Miré mi reloj: las agujas marcaban las 23:59. El horario me parecía inapropiado para ejecutar un llamado telefónico, pero recordé que Neustadt siempre se jactaba de que dormía cuatro horas por día. Lo llamé conjeturando que me mandaría a freír churros.
El teléfono sonó apenas dos veces. Atendió una persona muy formal, quien me expresó que “el señor Bernardo” había estado esperando mi llamado todo el día y que se había acostado recientemente. No obstante, le había dicho que si yo llamaba, lo despertara. Tras escuchar esto, le solicité que lo dejara descansar, al tiempo que le prometía que al día siguiente lo volvería a llamar.
Mi propuesta no convenció a mi interlocutor, quien fue hasta el dormitorio de Bernardo e intentó despertarlo (sin éxito).
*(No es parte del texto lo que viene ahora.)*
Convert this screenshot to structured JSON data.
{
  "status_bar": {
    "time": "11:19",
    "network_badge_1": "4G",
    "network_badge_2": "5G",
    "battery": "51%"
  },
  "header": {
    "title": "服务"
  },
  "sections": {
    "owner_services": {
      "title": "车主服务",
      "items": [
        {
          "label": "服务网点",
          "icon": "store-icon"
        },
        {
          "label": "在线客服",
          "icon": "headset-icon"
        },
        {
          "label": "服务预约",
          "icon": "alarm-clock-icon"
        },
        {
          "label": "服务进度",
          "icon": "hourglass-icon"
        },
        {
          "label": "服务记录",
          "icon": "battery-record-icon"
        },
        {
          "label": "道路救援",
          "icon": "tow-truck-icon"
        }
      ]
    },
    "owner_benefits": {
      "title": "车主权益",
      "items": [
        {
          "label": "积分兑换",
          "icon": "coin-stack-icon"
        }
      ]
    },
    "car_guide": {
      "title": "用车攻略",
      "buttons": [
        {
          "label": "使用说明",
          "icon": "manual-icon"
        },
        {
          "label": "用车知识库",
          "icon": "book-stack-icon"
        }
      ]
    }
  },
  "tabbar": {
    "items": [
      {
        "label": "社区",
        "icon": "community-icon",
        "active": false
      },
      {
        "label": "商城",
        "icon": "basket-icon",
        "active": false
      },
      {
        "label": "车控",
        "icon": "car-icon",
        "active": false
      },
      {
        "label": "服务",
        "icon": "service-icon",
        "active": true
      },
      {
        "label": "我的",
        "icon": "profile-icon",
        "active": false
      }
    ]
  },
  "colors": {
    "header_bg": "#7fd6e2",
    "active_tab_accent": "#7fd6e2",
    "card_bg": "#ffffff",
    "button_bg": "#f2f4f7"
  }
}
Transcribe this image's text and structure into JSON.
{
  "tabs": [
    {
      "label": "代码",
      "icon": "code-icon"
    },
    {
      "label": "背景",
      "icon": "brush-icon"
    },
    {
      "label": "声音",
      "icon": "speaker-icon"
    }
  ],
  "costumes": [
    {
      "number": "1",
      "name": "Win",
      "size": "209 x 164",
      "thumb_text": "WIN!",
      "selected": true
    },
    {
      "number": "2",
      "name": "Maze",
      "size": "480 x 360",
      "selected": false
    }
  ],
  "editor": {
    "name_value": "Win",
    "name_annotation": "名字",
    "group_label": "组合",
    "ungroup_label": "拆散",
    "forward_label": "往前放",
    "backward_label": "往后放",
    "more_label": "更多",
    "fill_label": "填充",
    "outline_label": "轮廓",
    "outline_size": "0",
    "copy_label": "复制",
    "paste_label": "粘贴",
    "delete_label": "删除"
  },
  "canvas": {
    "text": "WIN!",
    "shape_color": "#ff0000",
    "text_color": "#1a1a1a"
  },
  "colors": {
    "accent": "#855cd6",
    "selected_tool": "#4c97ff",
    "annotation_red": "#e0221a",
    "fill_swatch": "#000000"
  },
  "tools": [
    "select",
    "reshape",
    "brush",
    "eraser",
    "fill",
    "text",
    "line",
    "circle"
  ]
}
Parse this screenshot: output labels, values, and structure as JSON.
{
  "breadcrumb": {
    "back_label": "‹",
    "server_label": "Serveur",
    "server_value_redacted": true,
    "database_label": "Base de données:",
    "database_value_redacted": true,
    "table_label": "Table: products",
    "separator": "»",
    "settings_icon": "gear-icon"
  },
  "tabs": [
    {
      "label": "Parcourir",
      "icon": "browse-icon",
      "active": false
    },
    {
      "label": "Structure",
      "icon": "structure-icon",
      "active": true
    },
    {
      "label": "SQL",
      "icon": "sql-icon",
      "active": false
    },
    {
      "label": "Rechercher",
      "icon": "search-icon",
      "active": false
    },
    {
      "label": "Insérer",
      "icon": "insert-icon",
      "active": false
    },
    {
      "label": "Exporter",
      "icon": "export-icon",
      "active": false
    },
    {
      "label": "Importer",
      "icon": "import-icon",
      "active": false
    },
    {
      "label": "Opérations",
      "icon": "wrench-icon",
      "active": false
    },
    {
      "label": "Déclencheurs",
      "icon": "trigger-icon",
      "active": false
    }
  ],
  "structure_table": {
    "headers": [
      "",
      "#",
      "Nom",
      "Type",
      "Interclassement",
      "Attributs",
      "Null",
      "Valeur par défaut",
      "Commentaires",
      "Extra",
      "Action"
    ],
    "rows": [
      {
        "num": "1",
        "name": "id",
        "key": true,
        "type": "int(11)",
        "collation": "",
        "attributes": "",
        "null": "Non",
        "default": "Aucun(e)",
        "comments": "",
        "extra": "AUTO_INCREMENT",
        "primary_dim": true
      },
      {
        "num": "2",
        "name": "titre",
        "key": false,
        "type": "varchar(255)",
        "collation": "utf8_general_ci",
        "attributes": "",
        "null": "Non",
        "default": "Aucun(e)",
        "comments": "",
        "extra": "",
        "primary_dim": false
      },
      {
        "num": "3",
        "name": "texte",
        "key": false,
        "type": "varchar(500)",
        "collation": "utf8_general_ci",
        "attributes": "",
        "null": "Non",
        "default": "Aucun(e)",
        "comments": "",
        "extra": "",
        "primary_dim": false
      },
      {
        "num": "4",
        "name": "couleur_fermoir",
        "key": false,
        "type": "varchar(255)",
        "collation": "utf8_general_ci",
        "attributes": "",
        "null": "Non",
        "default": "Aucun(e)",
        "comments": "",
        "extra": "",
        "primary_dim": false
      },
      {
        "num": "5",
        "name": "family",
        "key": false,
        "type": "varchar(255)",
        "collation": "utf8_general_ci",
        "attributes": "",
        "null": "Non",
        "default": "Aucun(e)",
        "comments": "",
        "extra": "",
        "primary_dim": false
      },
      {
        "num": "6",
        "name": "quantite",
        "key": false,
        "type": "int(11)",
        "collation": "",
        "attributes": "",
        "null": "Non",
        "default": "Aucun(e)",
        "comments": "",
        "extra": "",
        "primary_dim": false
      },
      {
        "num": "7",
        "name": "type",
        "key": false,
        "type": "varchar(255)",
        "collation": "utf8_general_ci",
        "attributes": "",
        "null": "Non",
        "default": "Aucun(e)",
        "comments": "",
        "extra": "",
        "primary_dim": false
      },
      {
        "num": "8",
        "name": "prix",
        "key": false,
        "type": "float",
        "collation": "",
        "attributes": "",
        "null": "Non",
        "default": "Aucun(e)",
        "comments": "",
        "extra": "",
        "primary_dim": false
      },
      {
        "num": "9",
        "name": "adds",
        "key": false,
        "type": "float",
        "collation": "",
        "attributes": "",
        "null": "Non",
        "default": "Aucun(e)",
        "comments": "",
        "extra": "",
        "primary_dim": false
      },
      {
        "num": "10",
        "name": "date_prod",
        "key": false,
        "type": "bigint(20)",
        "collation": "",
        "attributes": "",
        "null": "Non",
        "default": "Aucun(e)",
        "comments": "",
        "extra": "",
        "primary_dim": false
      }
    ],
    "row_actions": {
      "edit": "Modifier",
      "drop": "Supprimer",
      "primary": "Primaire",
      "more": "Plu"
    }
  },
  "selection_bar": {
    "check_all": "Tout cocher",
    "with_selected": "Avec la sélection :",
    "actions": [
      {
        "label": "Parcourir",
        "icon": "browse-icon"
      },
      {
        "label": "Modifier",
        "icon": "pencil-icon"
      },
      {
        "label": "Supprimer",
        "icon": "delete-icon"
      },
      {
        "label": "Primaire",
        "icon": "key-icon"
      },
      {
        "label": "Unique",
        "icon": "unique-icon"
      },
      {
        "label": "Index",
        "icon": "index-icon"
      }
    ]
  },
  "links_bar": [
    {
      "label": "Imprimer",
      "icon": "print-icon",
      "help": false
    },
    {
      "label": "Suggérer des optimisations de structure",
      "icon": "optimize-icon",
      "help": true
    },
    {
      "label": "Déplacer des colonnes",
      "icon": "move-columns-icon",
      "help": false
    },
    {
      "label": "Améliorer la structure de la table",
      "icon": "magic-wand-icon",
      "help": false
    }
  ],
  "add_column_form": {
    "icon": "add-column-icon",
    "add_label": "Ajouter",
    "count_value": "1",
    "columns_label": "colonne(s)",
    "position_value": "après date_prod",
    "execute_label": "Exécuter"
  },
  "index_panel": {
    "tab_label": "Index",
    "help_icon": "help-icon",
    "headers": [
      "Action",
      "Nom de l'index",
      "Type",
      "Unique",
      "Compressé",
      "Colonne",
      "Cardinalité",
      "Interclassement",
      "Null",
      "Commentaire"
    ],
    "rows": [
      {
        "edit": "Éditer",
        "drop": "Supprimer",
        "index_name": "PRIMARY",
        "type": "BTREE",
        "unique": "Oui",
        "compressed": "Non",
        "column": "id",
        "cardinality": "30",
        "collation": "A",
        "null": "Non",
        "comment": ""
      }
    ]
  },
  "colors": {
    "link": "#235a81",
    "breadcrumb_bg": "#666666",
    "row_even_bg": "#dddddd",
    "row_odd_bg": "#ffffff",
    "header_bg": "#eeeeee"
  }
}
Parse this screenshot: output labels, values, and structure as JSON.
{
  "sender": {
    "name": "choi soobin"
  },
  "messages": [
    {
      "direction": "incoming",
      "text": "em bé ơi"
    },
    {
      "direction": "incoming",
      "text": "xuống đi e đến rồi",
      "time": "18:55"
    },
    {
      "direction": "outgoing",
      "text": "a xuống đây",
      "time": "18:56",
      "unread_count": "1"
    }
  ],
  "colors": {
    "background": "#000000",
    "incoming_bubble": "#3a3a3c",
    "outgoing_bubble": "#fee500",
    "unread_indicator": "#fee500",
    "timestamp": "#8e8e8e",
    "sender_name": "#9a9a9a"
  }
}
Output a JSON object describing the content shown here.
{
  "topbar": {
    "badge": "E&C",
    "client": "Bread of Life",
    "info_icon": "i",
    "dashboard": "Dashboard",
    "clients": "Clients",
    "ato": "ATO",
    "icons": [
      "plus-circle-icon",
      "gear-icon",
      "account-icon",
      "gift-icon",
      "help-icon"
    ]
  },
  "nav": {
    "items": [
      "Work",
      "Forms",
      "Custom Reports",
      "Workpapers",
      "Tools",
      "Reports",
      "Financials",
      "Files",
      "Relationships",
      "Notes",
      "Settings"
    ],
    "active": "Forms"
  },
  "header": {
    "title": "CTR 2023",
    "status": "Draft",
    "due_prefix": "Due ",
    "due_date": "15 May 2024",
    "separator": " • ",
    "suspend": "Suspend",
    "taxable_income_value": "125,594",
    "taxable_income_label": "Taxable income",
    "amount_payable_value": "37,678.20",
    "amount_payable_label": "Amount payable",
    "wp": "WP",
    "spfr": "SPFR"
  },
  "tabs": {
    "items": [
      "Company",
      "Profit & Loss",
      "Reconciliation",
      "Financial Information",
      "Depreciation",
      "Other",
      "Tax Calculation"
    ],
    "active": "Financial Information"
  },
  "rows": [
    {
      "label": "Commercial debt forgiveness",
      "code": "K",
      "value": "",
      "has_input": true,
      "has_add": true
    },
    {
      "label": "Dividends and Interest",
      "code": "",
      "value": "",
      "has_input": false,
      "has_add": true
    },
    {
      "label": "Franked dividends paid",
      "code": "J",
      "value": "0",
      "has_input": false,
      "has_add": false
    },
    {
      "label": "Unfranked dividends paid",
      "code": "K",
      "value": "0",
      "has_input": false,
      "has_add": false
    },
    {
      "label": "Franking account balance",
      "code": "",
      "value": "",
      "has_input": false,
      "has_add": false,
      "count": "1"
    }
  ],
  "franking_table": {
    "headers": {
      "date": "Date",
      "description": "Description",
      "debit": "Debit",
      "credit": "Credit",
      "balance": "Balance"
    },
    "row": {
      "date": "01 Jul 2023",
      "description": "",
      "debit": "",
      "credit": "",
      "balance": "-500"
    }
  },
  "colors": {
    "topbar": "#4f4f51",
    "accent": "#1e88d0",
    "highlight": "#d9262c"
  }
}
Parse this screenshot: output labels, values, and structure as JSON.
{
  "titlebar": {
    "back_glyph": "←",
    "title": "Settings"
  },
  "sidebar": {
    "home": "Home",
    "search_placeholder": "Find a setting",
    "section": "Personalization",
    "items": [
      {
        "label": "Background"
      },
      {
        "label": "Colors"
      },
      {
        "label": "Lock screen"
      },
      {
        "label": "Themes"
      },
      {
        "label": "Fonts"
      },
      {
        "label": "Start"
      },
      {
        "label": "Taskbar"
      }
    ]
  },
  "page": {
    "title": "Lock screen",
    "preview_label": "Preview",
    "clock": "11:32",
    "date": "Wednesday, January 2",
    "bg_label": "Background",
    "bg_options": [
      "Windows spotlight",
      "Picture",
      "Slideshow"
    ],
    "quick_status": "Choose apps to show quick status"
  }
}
Ante esto, me dijo que tuviera mi celular cerca porque Bernardo me llamaría bien temprano. Nunca pensé que mi teléfono sonaría a las 5:35 y que la voz que interrumpiría mi sueño sería la de Bernardo Neustadt.
“Buen día, Iván, soy Bernardo Neustadt; imagino me sabrá disculpar si lo desperté”, comenzó diciendo. “No tengo nada que disculpar, justo terminaba de desayunar”, le respondí, tratando de disimular mi voz de dormido.
Tras ponderar minuciosamente algunos fragmentos de mi nota sobre los atentados terroristas en suelo británico, me invitó a su programa Nuevo tiempo para conversar sobre este tema. Cuando escuché el nombre del nuevo ciclo televisivo que conducía, advertí que era parecido al programa político que lograba picos de rating a finales de los años 1980, cuya cortina musical era “Fuga y misterio”, de Astor Piazzolla. De inmediato vino a mi mente la frase de un canillita de barrio Alberdi, de la ciudad de Córdoba: “El orden de los faroles no altera el alumbrado”.
Acordamos día y horario. Ocho amaneceres después, viajé a Buenos Aires. El programa se grababa en un estudio en el barrio de Palermo. Bernardo me dejó para el final. Previamente, estuvieron Juan Bautista Yofre y otros invitados.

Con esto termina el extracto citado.